Per Colorado’s court rules, the winning side of a civil case is able to recover its litigation costs, which includes a bill for $700,000 filed by Cinemark’s lawyers in Arapahoe County District Court. According the Associated Press, this cost covers the expense of preserving evidence, maintaining records, travel and other miscellaneous expenses.
The company has received significant backlash from the request, especially on social media. California Lt. Gov. Gavin Newsom called the action, “shameful,” encouraging others to boycott Cinemark. Likewise, an attorney for the survivors, Marc Bern stated that this “is an outrageous attempt to keep the plaintiff’s from appealing.” Bern filed an objection as of last week stating the amount was unfair and that “[m]any of the costs claimed by Defendants were not reasonable and necessary on their face.”
A judge will soon rule on matter of costs and, regardless of the ruling, the Plaintiffs do intend to appeal the finding of no fault against Cinemark.
The ruling that Cinemark is ultimately not responsible in any way for the shootings may be upheld. And frankly, not fully abreast of the facts that were put before the jury, it may be a just verdict. But the taxing of litigation costs to the victims of a tragedy such as this, merely because they seek legitimate redress under an ultimately insufficient legal theory, is patently unjust.

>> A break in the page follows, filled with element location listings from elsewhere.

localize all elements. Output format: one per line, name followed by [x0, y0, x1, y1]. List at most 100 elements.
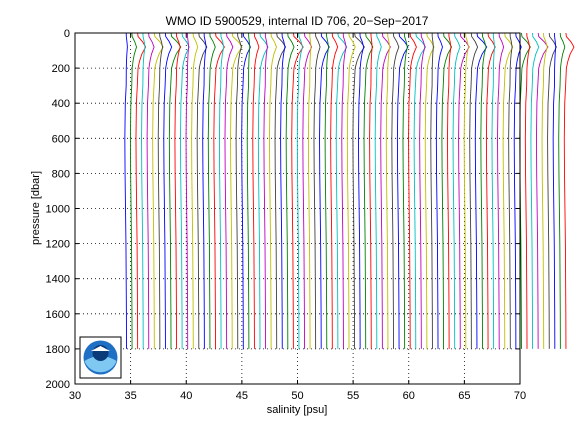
- salinity-profile: [463, 32, 469, 349]
- salinity-profile: [319, 32, 330, 349]
- salinity-profile: [191, 32, 199, 349]
- y-tick-label: 200: [52, 63, 70, 75]
- salinity-profile: [157, 32, 164, 349]
- salinity-profile: [358, 32, 365, 349]
- noaa-logo: [79, 336, 122, 379]
- salinity-profile: [424, 32, 435, 349]
- salinity-profile: [452, 32, 461, 349]
- salinity-profile: [430, 32, 434, 349]
- salinity-profile: [280, 32, 286, 349]
- salinity-profile: [552, 32, 557, 349]
- salinity-profile: [558, 32, 566, 349]
- y-tick-label: 2000: [46, 379, 70, 391]
- axis-ticks: 30 35 40 45 50 55 60 65 70 0 200 400 600 800 1000 1200 1…: [46, 28, 527, 402]
- salinity-profile: [541, 32, 548, 349]
- salinity-profile: [246, 32, 251, 349]
- salinity-profile: [224, 32, 234, 349]
- salinity-profile: [185, 32, 190, 349]
- x-tick-label: 60: [403, 390, 415, 402]
- y-tick-label: 0: [64, 28, 70, 40]
- salinity-profile: [408, 32, 417, 349]
- y-tick-label: 1200: [46, 239, 70, 251]
- salinity-profile: [330, 32, 339, 349]
- salinity-profile: [402, 32, 408, 349]
- salinity-profile: [263, 32, 268, 349]
- x-tick-label: 70: [514, 390, 526, 402]
- salinity-profile: [285, 32, 295, 349]
- salinity-profile: [218, 32, 225, 349]
- y-tick-label: 1600: [46, 309, 70, 321]
- y-axis-label: pressure [dbar]: [30, 171, 42, 245]
- salinity-profile: [563, 32, 575, 349]
- salinity-profile: [441, 32, 453, 349]
- salinity-profile: [435, 32, 443, 349]
- salinity-profile: [135, 32, 147, 349]
- salinity-profile: [536, 32, 549, 349]
- profiles: [124, 32, 575, 349]
- x-tick-label: 55: [347, 390, 359, 402]
- salinity-profile: [524, 32, 531, 349]
- salinity-profile: [307, 32, 312, 349]
- salinity-profile: [385, 32, 391, 349]
- salinity-profile: [207, 32, 216, 349]
- x-tick-label: 30: [69, 390, 81, 402]
- x-tick-label: 45: [236, 390, 248, 402]
- salinity-profile: [269, 32, 277, 349]
- y-tick-label: 1400: [46, 274, 70, 286]
- salinity-profile: [502, 32, 514, 349]
- salinity-profile: [257, 32, 269, 349]
- salinity-profile: [202, 32, 207, 349]
- x-tick-label: 40: [180, 390, 192, 402]
- salinity-profile: [491, 32, 495, 349]
- salinity-profile: [447, 32, 452, 349]
- x-axis-label: salinity [psu]: [267, 404, 328, 416]
- salinity-profile: [341, 32, 347, 349]
- salinity-profile: [530, 32, 540, 349]
- salinity-profile: [547, 32, 557, 349]
- salinity-profile: [196, 32, 208, 349]
- salinity-profile: [391, 32, 400, 349]
- grid: [75, 33, 520, 384]
- salinity-profile: [213, 32, 225, 349]
- salinity-profile: [374, 32, 382, 349]
- salinity-profile: [508, 32, 513, 349]
- salinity-profile: [129, 32, 137, 349]
- salinity-profile: [469, 32, 479, 349]
- salinity-profile: [363, 32, 374, 349]
- salinity-profile: [146, 32, 155, 349]
- salinity-profile: [252, 32, 260, 349]
- salinity-profile: [152, 32, 164, 349]
- salinity-profile: [141, 32, 146, 349]
- y-tick-label: 600: [52, 133, 70, 145]
- y-tick-label: 800: [52, 168, 70, 180]
- salinity-profile: [485, 32, 496, 349]
- x-tick-label: 65: [458, 390, 470, 402]
- salinity-profile: [346, 32, 356, 349]
- salinity-profile: [396, 32, 409, 349]
- salinity-profile: [497, 32, 505, 349]
- salinity-profile: [163, 32, 173, 349]
- y-tick-label: 1000: [46, 204, 70, 216]
- salinity-profile: [313, 32, 321, 349]
- salinity-profile: [324, 32, 329, 349]
- chart-title: WMO ID 5900529, internal ID 706, 20−Sep−…: [166, 14, 429, 28]
- salinity-profile: [124, 32, 128, 349]
- salinity-profile: [519, 32, 531, 349]
- x-tick-label: 35: [125, 390, 137, 402]
- salinity-profile: [419, 32, 426, 349]
- salinity-profile: [274, 32, 287, 349]
- x-tick-label: 50: [291, 390, 303, 402]
- salinity-profile: [180, 32, 190, 349]
- salinity-profile: [335, 32, 348, 349]
- salinity-profile: [296, 32, 303, 349]
- salinity-profile: [380, 32, 391, 349]
- salinity-profile: [291, 32, 304, 349]
- salinity-profile: [302, 32, 313, 349]
- salinity-profile: [235, 32, 242, 349]
- salinity-profile: [241, 32, 251, 349]
- salinity-profile: [480, 32, 487, 349]
- y-tick-label: 1800: [46, 344, 70, 356]
- y-tick-label: 400: [52, 98, 70, 110]
- salinity-profile: [174, 32, 181, 349]
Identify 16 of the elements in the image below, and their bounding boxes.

Such policies discourage victims from pursuing justice in cases where their claims are legally sufficient. Further, large corporations such as Cinemark are always the least cost insurer as against both the substantive risk and the related litigation risk. Victims such as the Plaintiffs in this case should not be forced to assume the risk of Cinemark’s litigation expenses where those should be, for Cinemark, both a regular cost of doing business and a risk against which they are insured. Cinemark’s decision to pursue these fees is tone death and the policy that allows it is contrary to the American system of jurisprudence in which both parties generally are responsible for their own costs. Policies like this are a risk to open courts and should be disfavored in most every instance.